#define IM_RECT_RIGHT(R) ((R)->left + (R)->width)
#define IM_RECT_BOTTOM(R) ((R)->top + (R)->height)
#define IM_RECT_HCENTRE(R) ((R)->left + (R)->width / 2)
#define IM_RECT_VCENTRE(R) ((R)->top + (R)->height / 2)
void im_rect_marginadjust( Rect *r, int n );
int im_rect_includespoint( Rect *r, int x, int y );
int im_rect_includesrect( Rect *r1, Rect *r2 );
void im_rect_intersectrect( Rect *r1, Rect *r2, Rect *r3 );
int im_rect_isempty( Rect *r );
void im_rect_unionrect( Rect *r1, Rect *r2, Rect *r3 );
int im_rect_equalsrect( Rect *r1, Rect *r2 );
Rect *im_rect_dup( Rect *r );
void im_rect_normalise( Rect *r );
im_rect_marginadjust(3) expands a Rect by n units up, down, left and right. Negative expansions shrink the Rect.

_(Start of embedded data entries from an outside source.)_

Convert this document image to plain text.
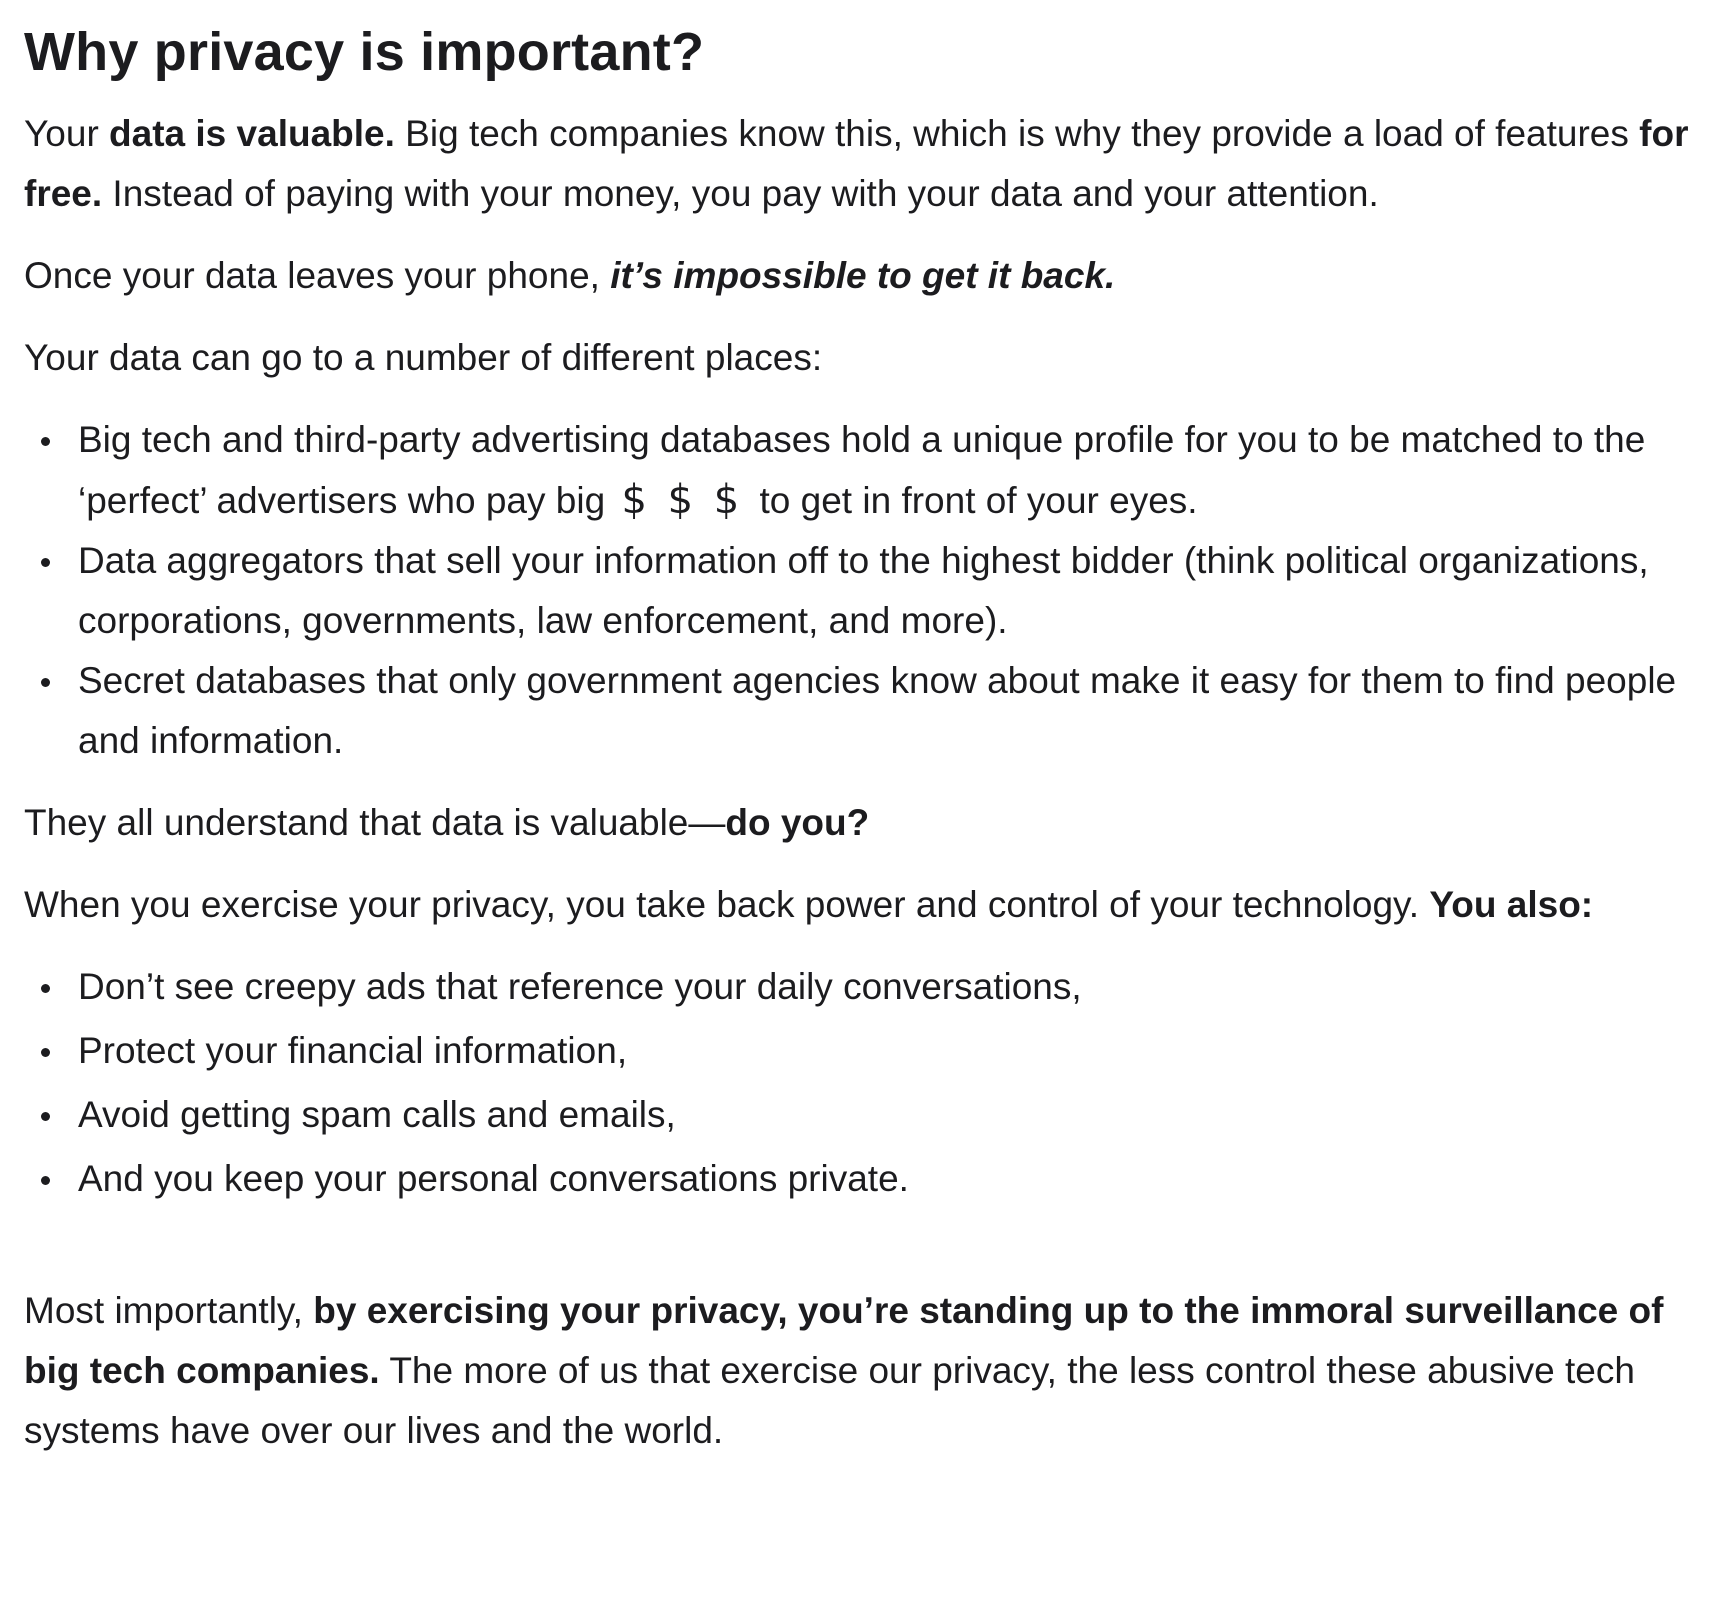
Why privacy is important?

Your data is valuable. Big tech companies know this, which is why they provide a load of features for free. Instead of paying with your money, you pay with your data and your attention.

Once your data leaves your phone, it’s impossible to get it back.

Your data can go to a number of different places:

Big tech and third-party advertising databases hold a unique profile for you to be matched to the ‘perfect’ advertisers who pay big $ $ $ to get in front of your eyes.
Data aggregators that sell your information off to the highest bidder (think political organizations, corporations, governments, law enforcement, and more).
Secret databases that only government agencies know about make it easy for them to find people and information.

They all understand that data is valuable—do you?

When you exercise your privacy, you take back power and control of your technology. You also:

Don’t see creepy ads that reference your daily conversations,
Protect your financial information,
Avoid getting spam calls and emails,
And you keep your personal conversations private.

Most importantly, by exercising your privacy, you’re standing up to the immoral surveillance of big tech companies. The more of us that exercise our privacy, the less control these abusive tech systems have over our lives and the world.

im_rect_includespoint(3) returns non-zero if point (x,y) lies within Rect r.
im_rect_includesrect(3) returns non-zero if Rect r2 lies completely within Rect r1.
im_rect_intersectrect(3) fills Rect r3 with the intersection of Rects r1 and r2.
im_rect_isempty(3) returns non-zero if Rect r has either width less than or equal to 0 or height less than or equal to 0.
im_rect_unionrect(3) fills Rect r3 with the bounding box of Rect r1 and Rect r2. A proper union operation requires lists of rectangles, sadly.
im_rect_equalsrect(3) returns non-zero if r1 and r2 are identical.
im_rect_dup(3) allocates memory for a new Rect structure and copies the elements of r into it. It returns a pointer to the new struct, or NULL on error.
im_rect_normalise(3) flips r so that the same pixels are enclosed, but width and height are guaranteed >=0.